Abstract

This paper deals with one of Yun Hŭnggil’s (b. 1942) latest short stories, “Road to Soradan” (Soradan kanŭn kil) (2002), and it has two purposes. The first is to depict the child narrator’s process of initiation during the Korean War (1950–1953) in relation to his hometown topography. More specifically, I will argue that being initiated into the surrounding world and the war circumstances is reflected through the child narrator’s direct interaction with Soradan, a pine tree groove in his hometown. At Soradan, the encounter between the child narrator (Yi Kigon) and Pak Chŭngsŏ has both a psychological and formative impact on the child narrator psyche.

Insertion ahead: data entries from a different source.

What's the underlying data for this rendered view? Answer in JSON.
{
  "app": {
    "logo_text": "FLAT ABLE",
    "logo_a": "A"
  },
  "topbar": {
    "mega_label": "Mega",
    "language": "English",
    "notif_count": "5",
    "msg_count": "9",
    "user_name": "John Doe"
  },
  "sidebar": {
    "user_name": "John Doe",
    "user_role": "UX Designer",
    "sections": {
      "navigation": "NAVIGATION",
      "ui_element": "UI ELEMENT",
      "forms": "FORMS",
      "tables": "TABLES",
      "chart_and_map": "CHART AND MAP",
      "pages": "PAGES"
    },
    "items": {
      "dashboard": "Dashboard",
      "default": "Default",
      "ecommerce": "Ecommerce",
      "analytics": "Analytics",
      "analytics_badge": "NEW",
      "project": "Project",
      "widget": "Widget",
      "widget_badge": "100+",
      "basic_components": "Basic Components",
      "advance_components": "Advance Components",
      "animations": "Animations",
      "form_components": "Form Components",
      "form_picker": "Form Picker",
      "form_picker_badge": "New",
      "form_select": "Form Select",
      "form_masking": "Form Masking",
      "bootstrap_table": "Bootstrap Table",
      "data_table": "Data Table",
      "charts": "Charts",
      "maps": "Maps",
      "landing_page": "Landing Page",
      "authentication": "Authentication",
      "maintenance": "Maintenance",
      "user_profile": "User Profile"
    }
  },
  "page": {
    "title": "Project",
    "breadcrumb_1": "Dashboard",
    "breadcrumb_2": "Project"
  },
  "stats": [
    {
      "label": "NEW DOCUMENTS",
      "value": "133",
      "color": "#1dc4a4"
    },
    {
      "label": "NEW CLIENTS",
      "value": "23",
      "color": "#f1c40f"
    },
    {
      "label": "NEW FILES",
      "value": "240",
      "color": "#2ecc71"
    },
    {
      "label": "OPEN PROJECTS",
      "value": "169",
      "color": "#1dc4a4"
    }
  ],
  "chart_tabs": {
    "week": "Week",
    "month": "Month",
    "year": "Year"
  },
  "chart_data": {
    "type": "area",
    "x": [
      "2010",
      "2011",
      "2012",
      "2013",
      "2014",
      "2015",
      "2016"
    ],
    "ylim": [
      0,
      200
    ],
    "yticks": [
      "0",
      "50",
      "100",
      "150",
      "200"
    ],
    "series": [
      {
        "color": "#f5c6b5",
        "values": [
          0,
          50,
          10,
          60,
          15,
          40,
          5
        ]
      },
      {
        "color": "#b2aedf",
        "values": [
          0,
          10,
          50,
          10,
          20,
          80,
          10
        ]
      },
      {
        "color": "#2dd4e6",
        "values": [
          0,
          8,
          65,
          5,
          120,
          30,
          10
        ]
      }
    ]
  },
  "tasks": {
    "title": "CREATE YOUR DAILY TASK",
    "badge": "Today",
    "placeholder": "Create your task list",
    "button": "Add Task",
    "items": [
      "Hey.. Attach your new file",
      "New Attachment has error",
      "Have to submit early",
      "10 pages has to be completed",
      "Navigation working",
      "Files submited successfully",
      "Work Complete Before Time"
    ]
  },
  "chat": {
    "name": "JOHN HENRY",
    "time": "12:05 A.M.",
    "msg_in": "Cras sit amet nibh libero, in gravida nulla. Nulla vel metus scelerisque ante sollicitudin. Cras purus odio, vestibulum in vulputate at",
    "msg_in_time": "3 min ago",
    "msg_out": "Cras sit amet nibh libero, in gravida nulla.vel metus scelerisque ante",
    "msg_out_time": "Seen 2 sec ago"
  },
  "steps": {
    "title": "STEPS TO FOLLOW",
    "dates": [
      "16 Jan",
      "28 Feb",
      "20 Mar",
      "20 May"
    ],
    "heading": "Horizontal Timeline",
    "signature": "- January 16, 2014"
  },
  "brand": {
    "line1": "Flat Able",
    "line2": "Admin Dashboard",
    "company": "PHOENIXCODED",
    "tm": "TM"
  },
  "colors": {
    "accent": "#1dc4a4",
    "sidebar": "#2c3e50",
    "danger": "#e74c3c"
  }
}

The second aim of this study is to interpret the adult narrator’s homecoming journey as endowed with cathartic connotations. Together with his former schoolmates, the narrator travels back both in space and in time, attempting to stitch back together the shattered memories of his traumatic childhood. Arguing the significance of Soradan in relation to the story’s narrator, I will suggest that it has multiple symbolic functions. On the one hand, how it affects the child narrator’s inner world and contributes to his understanding of life, circumstances of national division, and himself as an integrated part of this particular landscape; and on the other hand, the role of Soradan as the testimony for the Korean War’s legacy.